The woman and the girls left the man alone, retreating in a knowledge that had been gained in bitterness and perhaps defeat. But the boy wanted his father, and his world was so plainly incomplete without him. He would still go up to his father to talk to him, sometimes for the affection that seemed now inevitably denied, that perhaps had never been there, sometimes to ask the questions that his mind was filled with and that were reduced quickly to the man's ridicule. So that he was become now too quiet and solitary for a boy of his age.

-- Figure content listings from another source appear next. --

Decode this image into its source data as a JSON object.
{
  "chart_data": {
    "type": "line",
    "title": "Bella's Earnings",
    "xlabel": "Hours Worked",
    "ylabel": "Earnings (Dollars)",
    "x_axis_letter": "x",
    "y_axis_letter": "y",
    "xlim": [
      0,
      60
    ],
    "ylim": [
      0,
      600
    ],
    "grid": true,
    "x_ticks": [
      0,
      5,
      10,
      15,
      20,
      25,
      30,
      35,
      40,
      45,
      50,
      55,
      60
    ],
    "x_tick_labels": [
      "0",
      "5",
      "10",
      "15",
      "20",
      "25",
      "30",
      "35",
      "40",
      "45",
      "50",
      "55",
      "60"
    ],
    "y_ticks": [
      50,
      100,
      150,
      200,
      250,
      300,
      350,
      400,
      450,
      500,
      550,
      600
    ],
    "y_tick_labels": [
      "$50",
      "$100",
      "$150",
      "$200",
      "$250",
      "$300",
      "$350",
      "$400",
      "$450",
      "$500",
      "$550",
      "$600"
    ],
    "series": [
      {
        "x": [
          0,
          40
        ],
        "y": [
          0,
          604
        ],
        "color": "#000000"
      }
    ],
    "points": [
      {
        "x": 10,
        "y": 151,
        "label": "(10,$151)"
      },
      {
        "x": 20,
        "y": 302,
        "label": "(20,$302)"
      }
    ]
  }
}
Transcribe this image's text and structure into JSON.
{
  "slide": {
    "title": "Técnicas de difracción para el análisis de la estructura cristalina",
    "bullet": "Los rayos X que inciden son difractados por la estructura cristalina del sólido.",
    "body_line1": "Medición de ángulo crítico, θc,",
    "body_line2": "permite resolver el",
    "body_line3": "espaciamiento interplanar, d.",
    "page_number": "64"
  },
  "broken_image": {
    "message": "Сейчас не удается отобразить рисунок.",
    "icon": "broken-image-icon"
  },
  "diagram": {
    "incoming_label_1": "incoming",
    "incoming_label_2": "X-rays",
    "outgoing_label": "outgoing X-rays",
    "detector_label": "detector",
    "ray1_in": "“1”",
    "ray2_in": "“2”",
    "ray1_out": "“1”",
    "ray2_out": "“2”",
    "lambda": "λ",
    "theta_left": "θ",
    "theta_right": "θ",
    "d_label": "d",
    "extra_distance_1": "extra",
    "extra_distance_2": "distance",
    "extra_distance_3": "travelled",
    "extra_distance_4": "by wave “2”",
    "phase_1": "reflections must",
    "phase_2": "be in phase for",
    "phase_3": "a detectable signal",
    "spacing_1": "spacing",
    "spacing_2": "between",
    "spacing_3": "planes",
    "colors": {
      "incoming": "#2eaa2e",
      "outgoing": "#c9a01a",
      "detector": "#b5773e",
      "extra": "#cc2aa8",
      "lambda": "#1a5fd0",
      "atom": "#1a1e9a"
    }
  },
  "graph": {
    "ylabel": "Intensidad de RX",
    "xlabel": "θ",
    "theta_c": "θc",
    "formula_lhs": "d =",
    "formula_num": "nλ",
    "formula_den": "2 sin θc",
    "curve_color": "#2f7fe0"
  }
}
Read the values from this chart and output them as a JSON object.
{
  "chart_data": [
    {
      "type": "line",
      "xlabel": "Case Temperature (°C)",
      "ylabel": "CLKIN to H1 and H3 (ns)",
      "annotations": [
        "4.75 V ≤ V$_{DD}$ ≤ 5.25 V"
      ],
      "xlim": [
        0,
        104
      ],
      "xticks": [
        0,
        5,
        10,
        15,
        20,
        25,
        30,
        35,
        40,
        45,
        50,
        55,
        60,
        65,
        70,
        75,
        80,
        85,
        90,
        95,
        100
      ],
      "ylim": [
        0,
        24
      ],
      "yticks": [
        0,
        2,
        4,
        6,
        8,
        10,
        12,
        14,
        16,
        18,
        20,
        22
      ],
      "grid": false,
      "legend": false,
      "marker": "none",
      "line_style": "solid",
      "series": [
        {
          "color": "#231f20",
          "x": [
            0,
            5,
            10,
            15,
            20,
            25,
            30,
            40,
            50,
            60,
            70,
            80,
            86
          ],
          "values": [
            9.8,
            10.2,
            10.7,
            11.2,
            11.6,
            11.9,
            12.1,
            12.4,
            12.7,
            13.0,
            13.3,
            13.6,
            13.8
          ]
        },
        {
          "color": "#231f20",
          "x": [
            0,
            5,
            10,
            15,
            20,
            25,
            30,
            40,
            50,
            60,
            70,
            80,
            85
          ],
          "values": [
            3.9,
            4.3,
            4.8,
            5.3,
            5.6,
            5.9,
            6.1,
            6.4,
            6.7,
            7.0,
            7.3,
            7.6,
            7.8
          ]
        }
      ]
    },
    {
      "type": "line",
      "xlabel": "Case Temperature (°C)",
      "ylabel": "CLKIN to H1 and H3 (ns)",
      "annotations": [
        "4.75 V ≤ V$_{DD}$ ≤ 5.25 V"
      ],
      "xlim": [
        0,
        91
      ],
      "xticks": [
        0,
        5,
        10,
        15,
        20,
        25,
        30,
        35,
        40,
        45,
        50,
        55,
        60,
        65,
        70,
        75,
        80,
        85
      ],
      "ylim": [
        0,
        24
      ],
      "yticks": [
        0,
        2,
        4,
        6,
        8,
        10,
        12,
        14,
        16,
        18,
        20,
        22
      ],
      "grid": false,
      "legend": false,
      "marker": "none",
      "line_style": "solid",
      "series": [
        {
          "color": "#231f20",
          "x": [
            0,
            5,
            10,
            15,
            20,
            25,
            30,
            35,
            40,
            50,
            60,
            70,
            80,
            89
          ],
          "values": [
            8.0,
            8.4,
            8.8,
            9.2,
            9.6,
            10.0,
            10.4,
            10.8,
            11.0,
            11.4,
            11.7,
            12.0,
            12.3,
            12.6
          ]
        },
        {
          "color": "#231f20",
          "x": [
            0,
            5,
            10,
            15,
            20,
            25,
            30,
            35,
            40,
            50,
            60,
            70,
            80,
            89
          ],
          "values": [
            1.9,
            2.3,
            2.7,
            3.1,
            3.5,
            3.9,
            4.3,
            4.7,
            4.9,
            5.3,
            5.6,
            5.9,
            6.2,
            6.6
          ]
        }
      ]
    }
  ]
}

And yet quite soon I had begun to feel sorry for the man. He had a kind of hatred that had turned against those who were around him, and against this place with its indifferent soil and slow yields, its quiet and total involvement that was imprisonment, but it was a hate that had turned, too, in against himself.

There was no point-perhaps even an impertinence in trying to apportion blame. In time one might have come close to understanding it all, and yet that same time would see one's own involvement. I was going when the digging season for the potatoes started, and I wanted only to be able to keep away from it. But it could break out suddenly into something you would be forced to interfere in, and that was useless, because nothing would be achieved, and you would have to go, and it would all go on afterwards, just the same, perhaps worse for your interference.